The Act also states that a person convicted of a crime is liable for damages to the victim for emotional distress, and bodily harm resulting from the distress.
This year’s ceremony was organized around the theme "From Victim to Survivor" and was held in french and english.
For Veronica, it’s been a long, arduous journey from victim to survivor. Over the years, she’s been subjected to discrimination, violence, sexual and physical abuse.
But she’s worked hard to resolve her issues and is now able to speak publicly about her ordeal.
Her abuse began when she was a child and continued through her adult life. It led to addictions, losing her children temporarily to the Children’s Aid Society and 19 years living on social assistance.
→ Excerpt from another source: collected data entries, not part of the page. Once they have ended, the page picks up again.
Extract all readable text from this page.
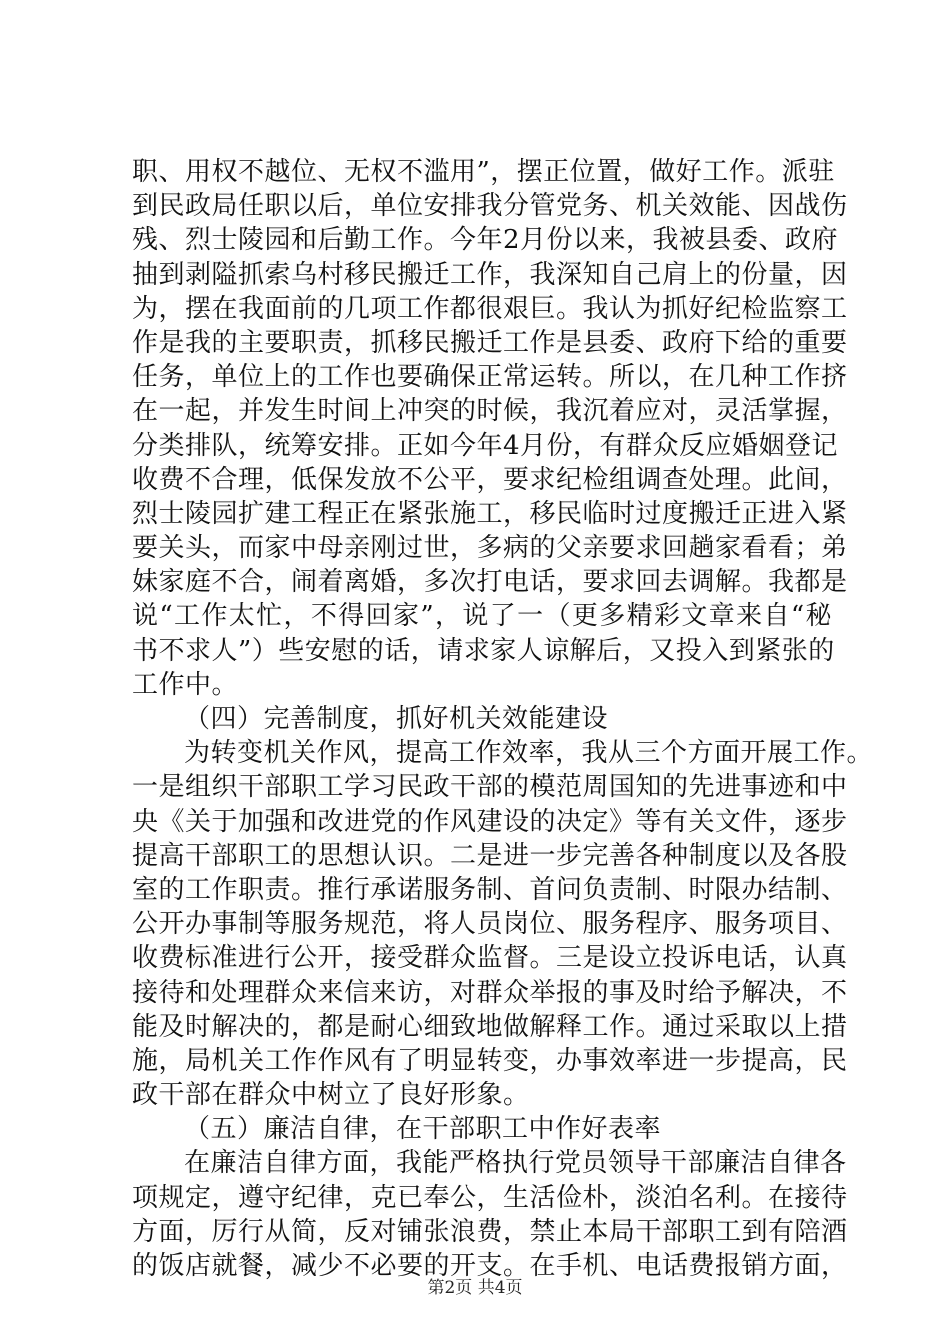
职、用权不越位、无权不滥用”，摆正位置，做好工作。派驻
到民政局任职以后，单位安排我分管党务、机关效能、因战伤
残、烈士陵园和后勤工作。今年2月份以来，我被县委、政府
抽到剥隘抓索乌村移民搬迁工作，我深知自己肩上的份量，因
为，摆在我面前的几项工作都很艰巨。我认为抓好纪检监察工
作是我的主要职责，抓移民搬迁工作是县委、政府下给的重要
任务，单位上的工作也要确保正常运转。所以，在几种工作挤
在一起，并发生时间上冲突的时候，我沉着应对，灵活掌握，
分类排队，统筹安排。正如今年4月份，有群众反应婚姻登记
收费不合理，低保发放不公平，要求纪检组调查处理。此间，
烈士陵园扩建工程正在紧张施工，移民临时过度搬迁正进入紧
要关头，而家中母亲刚过世，多病的父亲要求回趟家看看；弟
妹家庭不合，闹着离婚，多次打电话，要求回去调解。我都是
说“工作太忙，不得回家”，说了一（更多精彩文章来自“秘
书不求人”）些安慰的话，请求家人谅解后，又投入到紧张的
工作中。
（四）完善制度，抓好机关效能建设
为转变机关作风，提高工作效率，我从三个方面开展工作。
一是组织干部职工学习民政干部的模范周国知的先进事迹和中
央《关于加强和改进党的作风建设的决定》等有关文件，逐步
提高干部职工的思想认识。二是进一步完善各种制度以及各股
室的工作职责。推行承诺服务制、首问负责制、时限办结制、
公开办事制等服务规范，将人员岗位、服务程序、服务项目、
收费标准进行公开，接受群众监督。三是设立投诉电话，认真
接待和处理群众来信来访，对群众举报的事及时给予解决，不
能及时解决的，都是耐心细致地做解释工作。通过采取以上措
施，局机关工作作风有了明显转变，办事效率进一步提高，民
政干部在群众中树立了良好形象。
（五）廉洁自律，在干部职工中作好表率
在廉洁自律方面，我能严格执行党员领导干部廉洁自律各
项规定，遵守纪律，克已奉公，生活俭朴，淡泊名利。在接待
方面，厉行从简，反对铺张浪费，禁止本局干部职工到有陪酒
的饭店就餐，减少不必要的开支。在手机、电话费报销方面，
第2页 共4页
“After experiencing abuse as a child you continue to go back to the same types of people until you learn better,” said Veronica.
“It becomes a cycle because we keep everything inside and don’t learn how to stop those abuses.”
After finding “great excitement within herself”, Veronica was finally able to transition from victim to survivor.
She’s now working as a peer support worker, public speaker and role model for her children.
“I’ve been able to show my own children that by persevering and fighting for your rights, you can have a successful life and relationships,” she said.
Every day, untold numbers of people like Veronica are subjected to many forms of violence.
“But some groups are more vulnerable than others,” said Tonia Richard, a counsellor at the Toronto Rape Crisis Centre.
“We know first-hand that when the rights of an individual have been violated, in the pursuit of justice, entire communities can be affected and can lead to loss of faith in the criminal justice system furthering the silence and isolation of victims.”
Suzanne Kernahon, a detective with the Toronto Police Services sex crimes unit, admitted that even though the police response to sexual assault crimes has changed over the years, followup with victims needs improvement.
“We’ve learned a great deal over the years,” said Kernahon, “and we still have a long way to go.”
Four years ago, Kernahon formed a committee to promote a coordinated, improved and effective response to sexual assault investigations.
And last year, it created a guidebook that not only provides victims with referrals and resources, but also an understanding of the court process.
“Which is a very difficult and challenging process to go through,” she said.
As a result, a victim liaison officer, a newly created position within the sex crimes unit, maintains regular and consistent contact with victims.
“We know that this is working and has been successful.”
City councillor Kristyn Wong-Tam said the Victims' Bill of Rights passed in 1996 was a turning point for victims of violence.
“We often don’t take the time to stop and reflect on those who’ve been harmed by acts of violence,” said Wong-Tam.
Or those who’ve fled abusive situations in their home countries to have them repeated here in Canada.
When Asha was a child in Somalia, she was forced to live with her abusive aunt until she arrived in Canada 12 years later.
“When she couldn’t hit me, she would abuse me verbally,” said Asha.
With no one to turn to for help, Asha kept her emotions bottled up inside her. In 1994, when she came to Canada, Asha thought she had left the abuse behind her.
But her father, who had sponsored her to come to Canada, picked up the abuse where her aunt left off.
Three years later and pregnant, she finally left him too, bouncing from shelter to shelter.
After she gave birth, she lived for a time with the the father of the child. But he abused her too.
Finally, she got the counseling she needed to help get her life back on track. In 2009, she graduated from the George Brown College apprenticeship baking program and is also a recent graduate from a public speaking program.
Her daughter, now 14, will graduate from Grade 8 at the end of June.
“My daughter was also impacted by the abuse I went through” said Asha. “Foster care and all that stuff.”
Asha credits her recovery to the many social service agencies (now facing possible budget cuts) that helped her along the way and the strength to get back up after she’s been knocked down.
And she’s no longer “attracted” to abusive partners.
“I thought I could change others,” she said.
“But I was wrong. I can only change myself. I can never change someone else.”